Andrew Nicholas

Personal information
- Full name: Andrew Peter Nicholas
- Date of birth: 10 October 1983 (age 42)
- Place of birth: Liverpool, England
- Position: Defender

Team information
- Current team: Marine

Senior career*
- Years: Team / Apps / (Gls)
- 2002–2003: Liverpool / 0 / (0)
- 2003–2008: Swindon Town / 126 / (4)
- 2005: → Chester City (loan) / 5 / (0)
- 2008–2010: Rotherham United / 26 / (0)
- 2010: → Mansfield Town (loan) / 14 / (1)
- 2010–2012: Barrow / 28 / (0)
- 2010–2011: → Vauxhall Motors (loan) / 7 / (3)
- 2012–2014: Vauxhall Motors / 82 / (5)
- 2014–2016: Marine
- 2016: Warrington Town
- 2016–2017: Marine

= Andrew Nicholas =

English footballer

Andrew Peter Nicholas (born 10 October 1983 in Liverpool) is an English footballer. He plays as a central defender for Warrington Town.

Nicholas began his career at Liverpool, where he was timed as being faster than England international Michael Owen. Andrew Nicholas was released in the summer of 2003 but was swiftly snapped up by Swindon Town manager Andy King on a one-year contract.

Nicholas did not appear in the Swindon first team until October but soon found himself a regular as the Robins earned a place in the Division Two play-offs only to lose narrowly to Brighton & Hove Albion in the semi-finals. During the season a two-year extension to his Swindon contract was offered which he accepted. Injuries and lack of form kept "Nico" out of the team in his next season and he spent a month out on loan to Chester City before returning for the remaining fixtures of Swindon's season.
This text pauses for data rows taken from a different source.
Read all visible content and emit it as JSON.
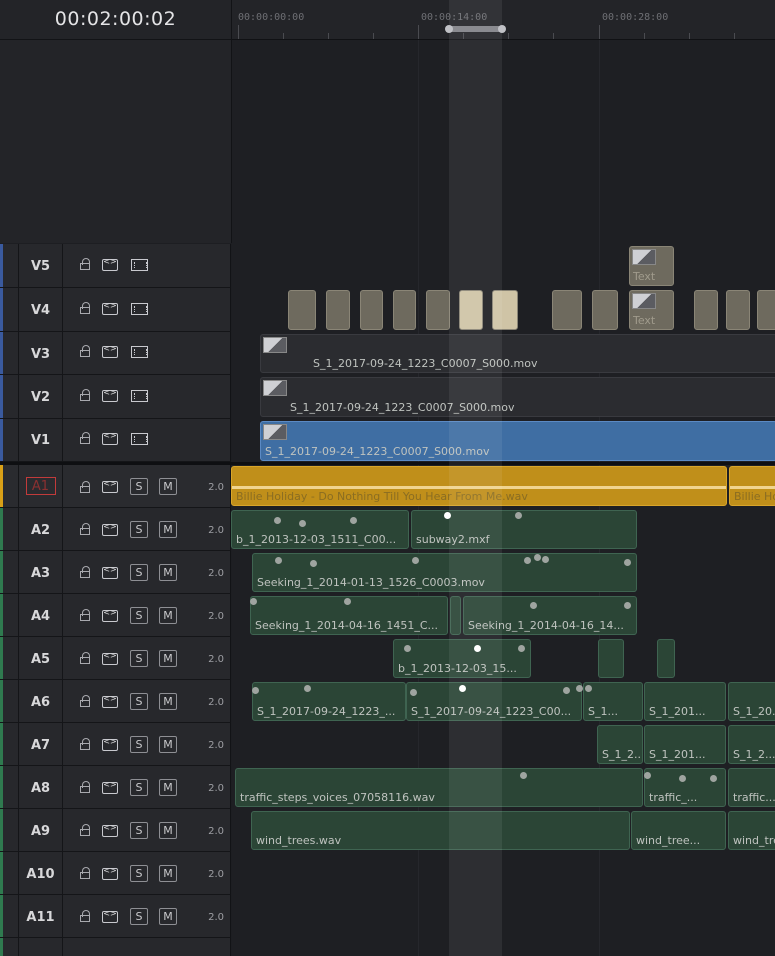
{
  "timecode": "00:02:00:02",
  "ruler": {
    "labels": [
      "00:00:00:00",
      "00:00:14:00",
      "00:00:28:00"
    ]
  },
  "video_tracks": [
    {
      "name": "V5"
    },
    {
      "name": "V4"
    },
    {
      "name": "V3"
    },
    {
      "name": "V2"
    },
    {
      "name": "V1"
    }
  ],
  "audio_tracks": [
    {
      "name": "A1",
      "s": "S",
      "m": "M",
      "vol": "2.0"
    },
    {
      "name": "A2",
      "s": "S",
      "m": "M",
      "vol": "2.0"
    },
    {
      "name": "A3",
      "s": "S",
      "m": "M",
      "vol": "2.0"
    },
    {
      "name": "A4",
      "s": "S",
      "m": "M",
      "vol": "2.0"
    },
    {
      "name": "A5",
      "s": "S",
      "m": "M",
      "vol": "2.0"
    },
    {
      "name": "A6",
      "s": "S",
      "m": "M",
      "vol": "2.0"
    },
    {
      "name": "A7",
      "s": "S",
      "m": "M",
      "vol": "2.0"
    },
    {
      "name": "A8",
      "s": "S",
      "m": "M",
      "vol": "2.0"
    },
    {
      "name": "A9",
      "s": "S",
      "m": "M",
      "vol": "2.0"
    },
    {
      "name": "A10",
      "s": "S",
      "m": "M",
      "vol": "2.0"
    },
    {
      "name": "A11",
      "s": "S",
      "m": "M",
      "vol": "2.0"
    }
  ],
  "clips": {
    "v5_text": "Text",
    "v4_text": "Text",
    "v3": "S_1_2017-09-24_1223_C0007_S000.mov",
    "v2": "S_1_2017-09-24_1223_C0007_S000.mov",
    "v1": "S_1_2017-09-24_1223_C0007_S000.mov",
    "a1_a": "Billie Holiday - Do Nothing Till You Hear From Me.wav",
    "a1_b": "Billie Ho",
    "a2_a": "b_1_2013-12-03_1511_C00...",
    "a2_b": "subway2.mxf",
    "a3": "Seeking_1_2014-01-13_1526_C0003.mov",
    "a4_a": "Seeking_1_2014-04-16_1451_C...",
    "a4_b": "Seeking_1_2014-04-16_14...",
    "a5": "b_1_2013-12-03_15...",
    "a6_a": "S_1_2017-09-24_1223_...",
    "a6_b": "S_1_2017-09-24_1223_C00...",
    "a6_c": "S_1...",
    "a6_d": "S_1_201...",
    "a6_e": "S_1_20...",
    "a7_a": "S_1_2...",
    "a7_b": "S_1_201...",
    "a7_c": "S_1_2...",
    "a8_a": "traffic_steps_voices_07058116.wav",
    "a8_b": "traffic_...",
    "a8_c": "traffic...",
    "a9_a": "wind_trees.wav",
    "a9_b": "wind_tree...",
    "a9_c": "wind_tre"
  },
  "colors": {
    "video": "#3a5a9e",
    "audio": "#2f7a4f",
    "a1": "#d9a017",
    "selected_clip": "#3f6ea3"
  }
}
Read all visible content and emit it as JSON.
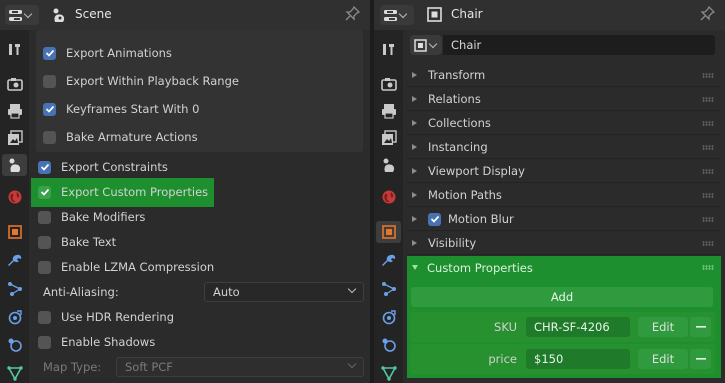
{
  "left_panel": {
    "header_title": "Scene",
    "subpanel_items": [
      {
        "label": "Export Animations",
        "checked": true
      },
      {
        "label": "Export Within Playback Range",
        "checked": false
      },
      {
        "label": "Keyframes Start With 0",
        "checked": true
      },
      {
        "label": "Bake Armature Actions",
        "checked": false
      }
    ],
    "items": [
      {
        "label": "Export Constraints",
        "checked": true
      },
      {
        "label": "Export Custom Properties",
        "checked": true,
        "highlighted": true
      },
      {
        "label": "Bake Modifiers",
        "checked": false
      },
      {
        "label": "Bake Text",
        "checked": false
      },
      {
        "label": "Enable LZMA Compression",
        "checked": false
      }
    ],
    "anti_aliasing": {
      "label": "Anti-Aliasing:",
      "value": "Auto"
    },
    "items2": [
      {
        "label": "Use HDR Rendering",
        "checked": false
      },
      {
        "label": "Enable Shadows",
        "checked": false
      }
    ],
    "map_type": {
      "label": "Map Type:",
      "value": "Soft PCF"
    }
  },
  "right_panel": {
    "header_title": "Chair",
    "object_name": "Chair",
    "sections": [
      "Transform",
      "Relations",
      "Collections",
      "Instancing",
      "Viewport Display",
      "Motion Paths"
    ],
    "motion_blur": {
      "label": "Motion Blur",
      "checked": true
    },
    "visibility": "Visibility",
    "custom_properties": {
      "title": "Custom Properties",
      "add_label": "Add",
      "properties": [
        {
          "name": "SKU",
          "value": "CHR-SF-4206",
          "edit_label": "Edit"
        },
        {
          "name": "price",
          "value": "$150",
          "edit_label": "Edit"
        }
      ]
    }
  },
  "colors": {
    "highlight": "#1e8f2f",
    "accent": "#4772b3",
    "background": "#2b2b2b"
  }
}
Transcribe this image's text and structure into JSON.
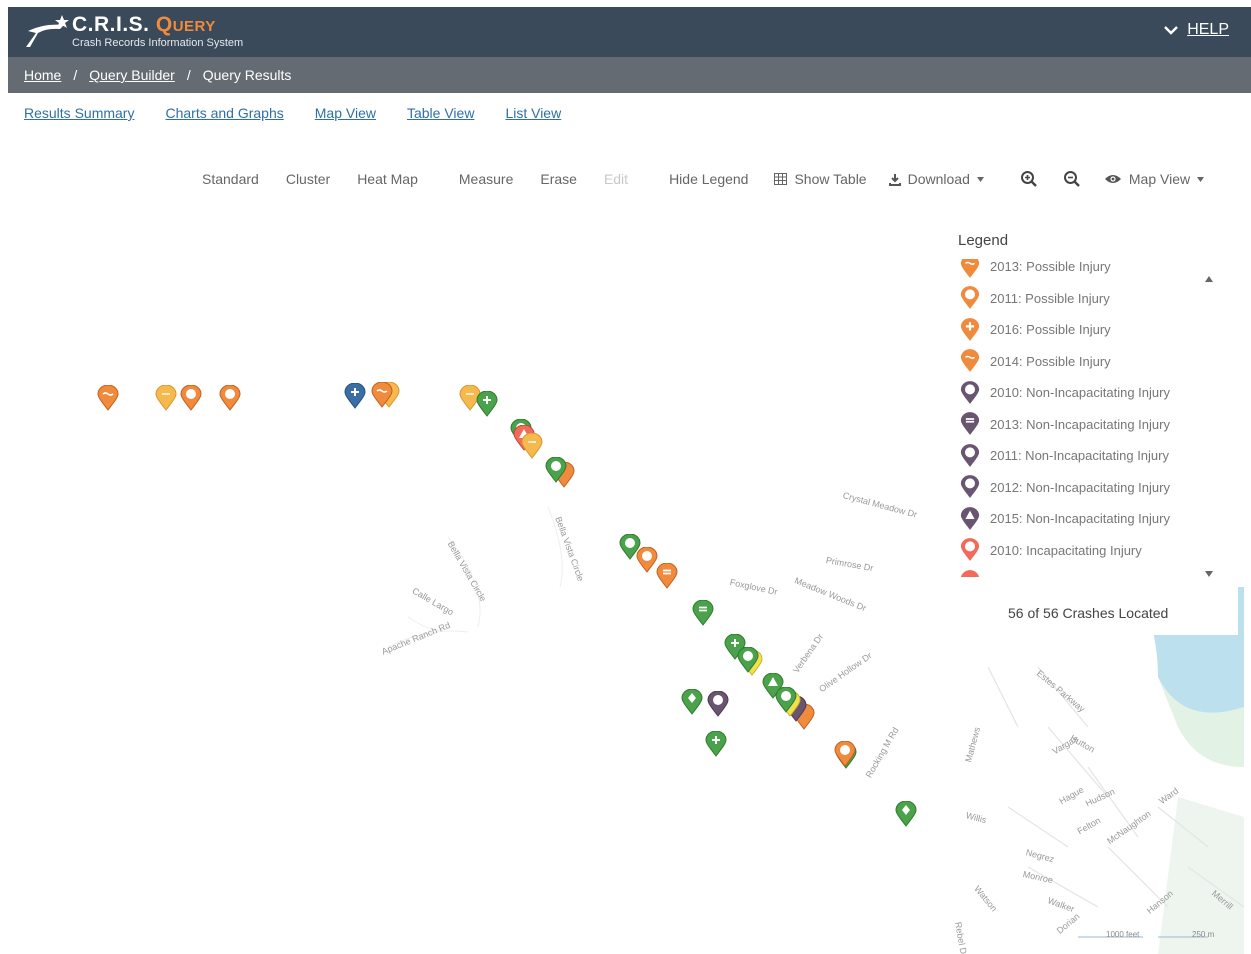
{
  "header": {
    "brand_main": "C.R.I.S.",
    "brand_query": "Query",
    "subtitle": "Crash Records Information System",
    "help_label": "HELP"
  },
  "breadcrumb": {
    "home": "Home",
    "query_builder": "Query Builder",
    "current": "Query Results",
    "separator": "/"
  },
  "tabs": [
    {
      "label": "Results Summary"
    },
    {
      "label": "Charts and Graphs"
    },
    {
      "label": "Map View"
    },
    {
      "label": "Table View"
    },
    {
      "label": "List View"
    }
  ],
  "toolbar": {
    "standard": "Standard",
    "cluster": "Cluster",
    "heat_map": "Heat Map",
    "measure": "Measure",
    "erase": "Erase",
    "edit": "Edit",
    "hide_legend": "Hide Legend",
    "show_table": "Show Table",
    "download": "Download",
    "map_view": "Map View"
  },
  "legend": {
    "title": "Legend",
    "items": [
      {
        "label": "2013: Possible Injury",
        "color": "#f08a3c",
        "glyph": "tilde"
      },
      {
        "label": "2011: Possible Injury",
        "color": "#f08a3c",
        "glyph": "ring"
      },
      {
        "label": "2016: Possible Injury",
        "color": "#f08a3c",
        "glyph": "plus"
      },
      {
        "label": "2014: Possible Injury",
        "color": "#f08a3c",
        "glyph": "tilde"
      },
      {
        "label": "2010: Non-Incapacitating Injury",
        "color": "#6a5570",
        "glyph": "ring"
      },
      {
        "label": "2013: Non-Incapacitating Injury",
        "color": "#6a5570",
        "glyph": "bars"
      },
      {
        "label": "2011: Non-Incapacitating Injury",
        "color": "#6a5570",
        "glyph": "ring"
      },
      {
        "label": "2012: Non-Incapacitating Injury",
        "color": "#6a5570",
        "glyph": "ring"
      },
      {
        "label": "2015: Non-Incapacitating Injury",
        "color": "#6a5570",
        "glyph": "triangle"
      },
      {
        "label": "2010: Incapacitating Injury",
        "color": "#f26a5a",
        "glyph": "ring"
      }
    ],
    "located_text": "56 of 56 Crashes Located"
  },
  "map": {
    "streets": [
      "Crystal Meadow Dr",
      "Primrose Dr",
      "Foxglove Dr",
      "Meadow Woods Dr",
      "Verbena Dr",
      "Olive Hollow Dr",
      "Bella Vista Circle",
      "Bella Vista Circle",
      "Calle Largo",
      "Apache Ranch Rd",
      "Rocking M Rd",
      "Estes Parkway",
      "Hutton",
      "Vargas",
      "Hague",
      "Hudson",
      "Ward",
      "Willis",
      "Felton",
      "McNaughton",
      "Rebel Dr",
      "Mathews",
      "Negrez",
      "Monroe",
      "Walker",
      "Hanson",
      "Merrill",
      "Watson",
      "Dorian"
    ],
    "scale_feet": "1000 feet",
    "scale_m": "250 m"
  },
  "colors": {
    "possible_injury": "#f08a3c",
    "possible_injury_light": "#f5b94e",
    "non_incapacitating": "#6a5570",
    "incapacitating": "#f26a5a",
    "green": "#4aa24a",
    "blue": "#3a6ea5",
    "yellow": "#f4e04d",
    "header": "#3a4a5a",
    "water": "#bde0ef"
  }
}
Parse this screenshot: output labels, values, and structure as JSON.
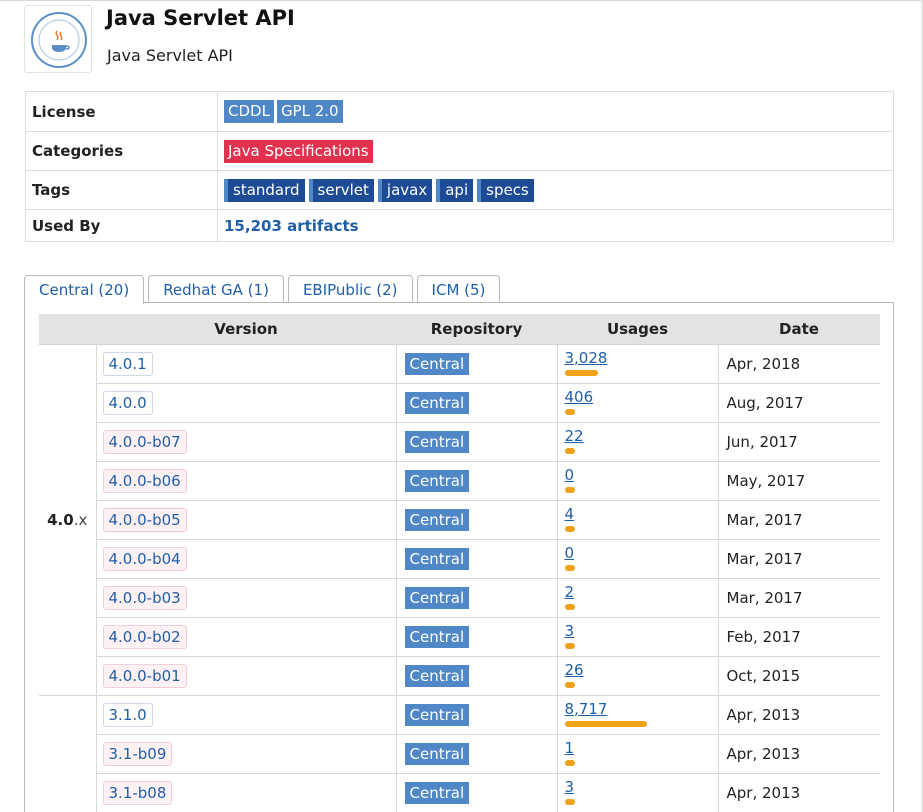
{
  "header": {
    "title": "Java Servlet API",
    "subtitle": "Java Servlet API"
  },
  "info": {
    "license_label": "License",
    "licenses": [
      "CDDL",
      "GPL 2.0"
    ],
    "categories_label": "Categories",
    "categories": [
      "Java Specifications"
    ],
    "tags_label": "Tags",
    "tags": [
      "standard",
      "servlet",
      "javax",
      "api",
      "specs"
    ],
    "used_by_label": "Used By",
    "used_by_value": "15,203 artifacts"
  },
  "tabs": [
    {
      "label": "Central (20)",
      "active": true
    },
    {
      "label": "Redhat GA (1)",
      "active": false
    },
    {
      "label": "EBIPublic (2)",
      "active": false
    },
    {
      "label": "ICM (5)",
      "active": false
    }
  ],
  "table": {
    "headers": [
      "Version",
      "Repository",
      "Usages",
      "Date"
    ],
    "groups": [
      {
        "major": "4.0",
        "suffix": ".x",
        "rows": [
          {
            "version": "4.0.1",
            "pre": false,
            "repo": "Central",
            "usages": "3,028",
            "usage_bar_fraction": 0.4,
            "date": "Apr, 2018"
          },
          {
            "version": "4.0.0",
            "pre": false,
            "repo": "Central",
            "usages": "406",
            "usage_bar_fraction": 0.05,
            "date": "Aug, 2017"
          },
          {
            "version": "4.0.0-b07",
            "pre": true,
            "repo": "Central",
            "usages": "22",
            "usage_bar_fraction": 0.01,
            "date": "Jun, 2017"
          },
          {
            "version": "4.0.0-b06",
            "pre": true,
            "repo": "Central",
            "usages": "0",
            "usage_bar_fraction": 0.0,
            "date": "May, 2017"
          },
          {
            "version": "4.0.0-b05",
            "pre": true,
            "repo": "Central",
            "usages": "4",
            "usage_bar_fraction": 0.0,
            "date": "Mar, 2017"
          },
          {
            "version": "4.0.0-b04",
            "pre": true,
            "repo": "Central",
            "usages": "0",
            "usage_bar_fraction": 0.0,
            "date": "Mar, 2017"
          },
          {
            "version": "4.0.0-b03",
            "pre": true,
            "repo": "Central",
            "usages": "2",
            "usage_bar_fraction": 0.0,
            "date": "Mar, 2017"
          },
          {
            "version": "4.0.0-b02",
            "pre": true,
            "repo": "Central",
            "usages": "3",
            "usage_bar_fraction": 0.0,
            "date": "Feb, 2017"
          },
          {
            "version": "4.0.0-b01",
            "pre": true,
            "repo": "Central",
            "usages": "26",
            "usage_bar_fraction": 0.01,
            "date": "Oct, 2015"
          }
        ]
      },
      {
        "major": "",
        "suffix": "",
        "rows": [
          {
            "version": "3.1.0",
            "pre": false,
            "repo": "Central",
            "usages": "8,717",
            "usage_bar_fraction": 1.0,
            "date": "Apr, 2013"
          },
          {
            "version": "3.1-b09",
            "pre": true,
            "repo": "Central",
            "usages": "1",
            "usage_bar_fraction": 0.0,
            "date": "Apr, 2013"
          },
          {
            "version": "3.1-b08",
            "pre": true,
            "repo": "Central",
            "usages": "3",
            "usage_bar_fraction": 0.0,
            "date": "Apr, 2013"
          }
        ]
      }
    ]
  },
  "colors": {
    "link": "#1f5fa8",
    "license_badge": "#4f87c7",
    "category_badge": "#e0314f",
    "tag_badge": "#1d4b95",
    "usage_bar": "#f0a31a"
  },
  "icons": {
    "logo": "java-community-process-logo"
  }
}
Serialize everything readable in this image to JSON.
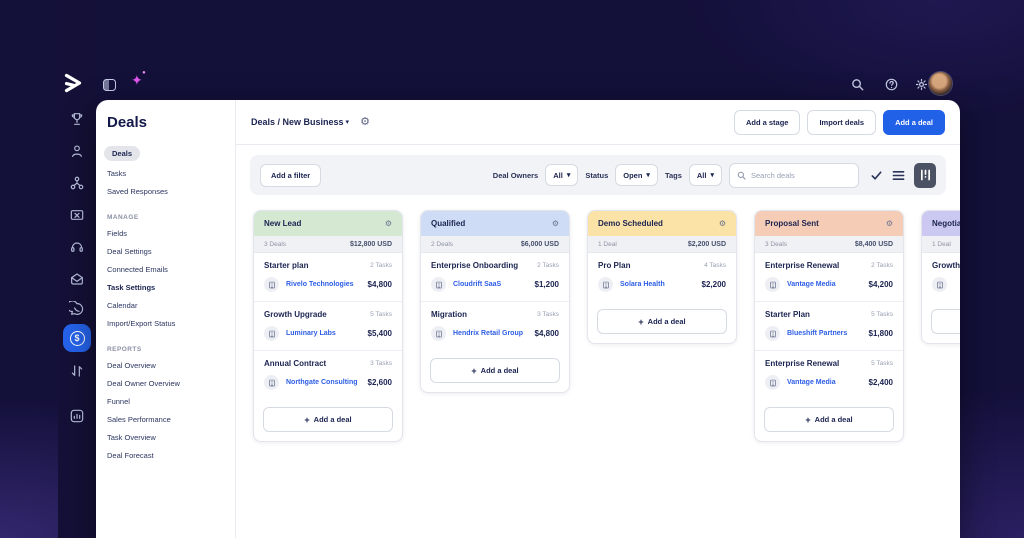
{
  "topbar": {
    "logo_icon": "arrow-logo",
    "left_icons": [
      "panel-toggle-icon",
      "sparkle-icon"
    ],
    "right_icons": [
      "search-icon",
      "help-icon",
      "settings-icon",
      "avatar"
    ]
  },
  "rail": {
    "icons": [
      "trophy-icon",
      "contacts-icon",
      "org-chart-icon",
      "campaign-icon",
      "headset-icon",
      "inbox-icon",
      "chat-icon",
      "deals-icon",
      "swap-icon",
      "analytics-icon"
    ],
    "active_icon": "deals-icon",
    "active_color": "#2563eb"
  },
  "sidebar": {
    "title": "Deals",
    "items": [
      "Deals",
      "Tasks",
      "Saved Responses"
    ],
    "active_item": "Deals",
    "sections": [
      {
        "label": "MANAGE",
        "items": [
          "Fields",
          "Deal Settings",
          "Connected Emails",
          "Task Settings",
          "Calendar",
          "Import/Export Status"
        ],
        "emphasized_item": "Task Settings"
      },
      {
        "label": "REPORTS",
        "items": [
          "Deal Overview",
          "Deal Owner Overview",
          "Funnel",
          "Sales Performance",
          "Task Overview",
          "Deal Forecast"
        ]
      }
    ]
  },
  "header": {
    "breadcrumb": "Deals / New Business",
    "buttons": [
      {
        "label": "Add a stage"
      },
      {
        "label": "Import deals"
      },
      {
        "label": "Add a deal",
        "primary": true,
        "color": "#2061e8"
      }
    ]
  },
  "filterbar": {
    "add_filter_label": "Add a filter",
    "deal_owners_label": "Deal Owners",
    "deal_owners_value": "All",
    "status_label": "Status",
    "status_value": "Open",
    "tags_label": "Tags",
    "tags_value": "All",
    "search_placeholder": "Search deals",
    "view_icons": [
      "check-icon",
      "list-view-icon",
      "kanban-view-icon"
    ],
    "active_view": "kanban-view-icon"
  },
  "board": {
    "add_deal_label": "Add a deal",
    "columns": [
      {
        "name": "New Lead",
        "color": "#d4e8d2",
        "deals": "3 Deals",
        "total": "$12,800 USD",
        "cards": [
          {
            "title": "Starter plan",
            "tasks": "2 Tasks",
            "company": "Rivelo Technologies",
            "amount": "$4,800"
          },
          {
            "title": "Growth Upgrade",
            "tasks": "5 Tasks",
            "company": "Luminary Labs",
            "amount": "$5,400"
          },
          {
            "title": "Annual Contract",
            "tasks": "3 Tasks",
            "company": "Northgate Consulting",
            "amount": "$2,600"
          }
        ]
      },
      {
        "name": "Qualified",
        "color": "#cfdcf5",
        "deals": "2 Deals",
        "total": "$6,000 USD",
        "cards": [
          {
            "title": "Enterprise Onboarding",
            "tasks": "2 Tasks",
            "company": "Cloudrift SaaS",
            "amount": "$1,200"
          },
          {
            "title": "Migration",
            "tasks": "3 Tasks",
            "company": "Hendrix Retail Group",
            "amount": "$4,800"
          }
        ]
      },
      {
        "name": "Demo Scheduled",
        "color": "#fbe2a6",
        "deals": "1 Deal",
        "total": "$2,200 USD",
        "cards": [
          {
            "title": "Pro Plan",
            "tasks": "4 Tasks",
            "company": "Solara Health",
            "amount": "$2,200"
          }
        ]
      },
      {
        "name": "Proposal Sent",
        "color": "#f5ccb5",
        "deals": "3 Deals",
        "total": "$8,400 USD",
        "cards": [
          {
            "title": "Enterprise Renewal",
            "tasks": "2 Tasks",
            "company": "Vantage Media",
            "amount": "$4,200"
          },
          {
            "title": "Starter Plan",
            "tasks": "5 Tasks",
            "company": "Blueshift Partners",
            "amount": "$1,800"
          },
          {
            "title": "Enterprise Renewal",
            "tasks": "5 Tasks",
            "company": "Vantage Media",
            "amount": "$2,400"
          }
        ]
      },
      {
        "name": "Negotiation",
        "color": "#cbc9f1",
        "deals": "1 Deal",
        "total": "",
        "cards": [
          {
            "title": "Growth Upgrade",
            "tasks": "",
            "company": "",
            "amount": ""
          }
        ]
      }
    ]
  }
}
He found himself out of the squad at the start of the 2005/06 season, not helped by a poor showing against Oldham Athletic, but Swindon suffered a horrendous run of form which saw King sacked and Iffy Onuora take over as Swindon manager. "Nico" found himself back in the starting line-up for the remainder of the season. Nicholas was offered a one-year contract by Onuora at the end of the season but before agreeing terms, Onuora was dismissed as manager and was swiftly replaced by Dennis Wise. Wise felt it was unfair to withdraw the offer and Nicholas signed up for the 2006/07 League Two campaign becoming Swindon's longest serving player in the process.

He was released by new manager Maurice Malpas at the end of the 2007–08 season, ending his five-year career with Swindon with 6 goals from 141 games in all competitions. He then signed for Rotherham United at the end of August 2008. He spent two seasons in the club, including a loan spell at Mansfield Town. After leaving Rotherham he signed for Barrow of the Football Conference. In May 2011 he was transfer listed by Barrow, but removed from the list in July. He never gained a regular place in the first team squad, and was let go at the end of the 2011–12 season.

Following his departure from Barrow, Nicholas joined Vauxhall Motors, for whom he was an ever-present during the 2012–13 and 2013–14 seasons.